Alla vicenda s’interessa il questore di Milano Marcello Guida, assertore della pista rossa per la bomba stragista, che fa sorvegliare le frequentazioni milanesi del "sedicente De André": "Il predetto De André, cantautore, viene regolarmente in questo capoluogo ogni mese, alloggiando sistematicamente all’Hotel Cavour in questa via Fatebenefratelli n. 21 e ripartendo il giorno successivo, dopo aver preso contatti con dirigenti di case discografiche". Per qualche tempo l’attenzione investigativa si affievolisce, tranne riprendere con maggiore insidiosità nel giugno 1976, quando l’Antiterrorismo relaziona sull’acquisto di "un appezzamento di terreno in località Tempio Pausania (Sassari) dove intenderebbe istituire una comune per extraparlamentari di sinistra. Nei periodi di permanenza in Genova, lo stesso avrebbe contatti con elementi appartenenti al gruppo anarchico ed a quello filocinese. Il De André è persona nota a codesto Ministero".
L’antiterrorismo ligure accerta che il musicista è "emigrato in data 12/3/1976 a Tempio Pausania" e invia all’Ispettorato Generale per l’Azione Contro il Terrorismo e al Nucleo Antiterrorismo di Cagliari un nutrito rapporto, in cui si registra la sua adesione al Comitato genovese per la difesa del divorzio, come se rivestisse risvolti penali.
Trascorso un triennio, un aggiornato promemoria viene inserito dal SISDE in due distinte collocazioni archivistiche: "Brigate Rosse - Varie" e "Fabrizio De André". Stavolta il cantautore viene definito senza mezzi termini un simpatizzante dei terroristi e un loro finanziatore: "Secondo la nota fonte confidenziale il Circolo "Due Porte" è una recente creazione di copertura per le Brigate Rosse. In esso si tengono normali riunioni di circolo politico-ricreativo e riunioni ristrette per l’organizzazione eversiva. Lo stesso Circolo deve servire da strumento economico e la raccolta dello sfruttamento dei fondi economici necessari alle Brigate Rosse. Una delle prime iniziative è stato lo spettacolo del cantautore Fabrizio De André alla Fiera del Mare. Il cantante, simpatizzante delle BR, è stato invitato da il "Due Porte"".

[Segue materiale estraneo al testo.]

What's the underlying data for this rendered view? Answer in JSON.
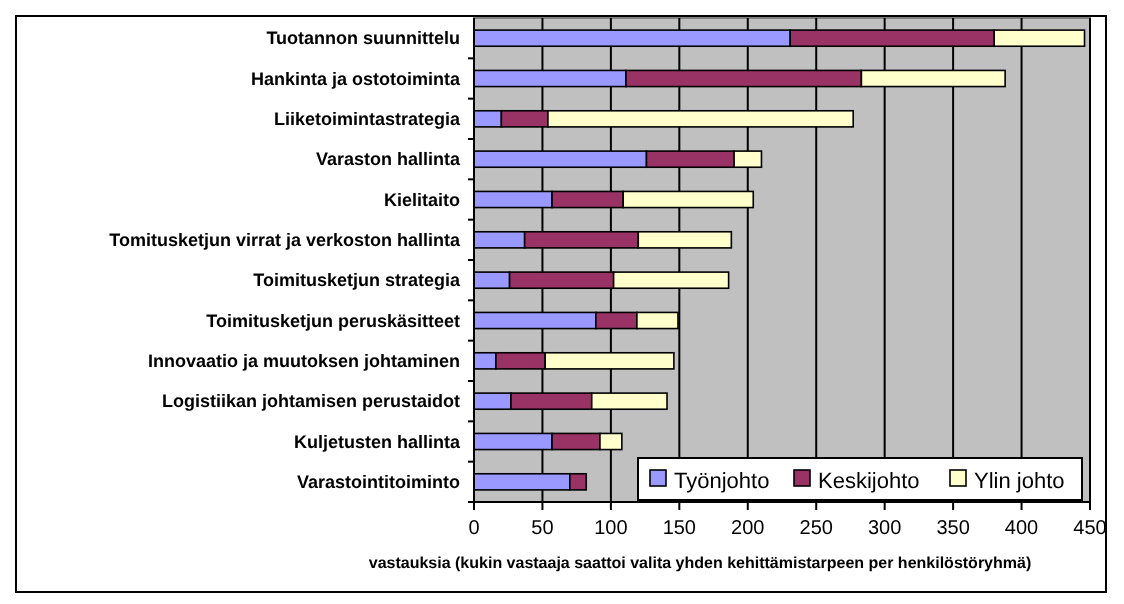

I malevoli investigatori ignorano la produzione artistica del musicista, che nel 1973 - quando il terrorismo di sinistra era in incubazione - dedica il 33 giri Storia di un impiegato a un sessantottino deluso tramutatosi in giustiziere proletario, visitato da incubi notturni in cui il sistema si fa beffa di lui e lo utilizza per rafforzarsi: "Noi ti abbiamo osservato dal primo battere del cuore / fino ai ritmi più brevi dell’ultima emozione, / quando uccidevi, favorendo il potere / i soci vitalizi del potere ammucchiati in discesa / a difesa della loro celebrazione".
Pur senza disporre di riscontri minimamente verosimili, questori e agenti investigativi diffidano di De André, indirettamente ricollegato all’eccidio di Milano e poi trasformato in fiancheggiatore delle Brigate Rosse... Un’immagine totalmente fantastica, frutto di ottusità e di pregiudizio, oltre che di abissale incomprensione. Più che su De André, questi rapporti segnaletici ci informano sulla mentalità dei loro estensori: inadeguati sul piano professionale, disponibili a dare ombra a fantasmi, secondo i desideri dei loro superiori, in un pauroso deficit di cultura democratica.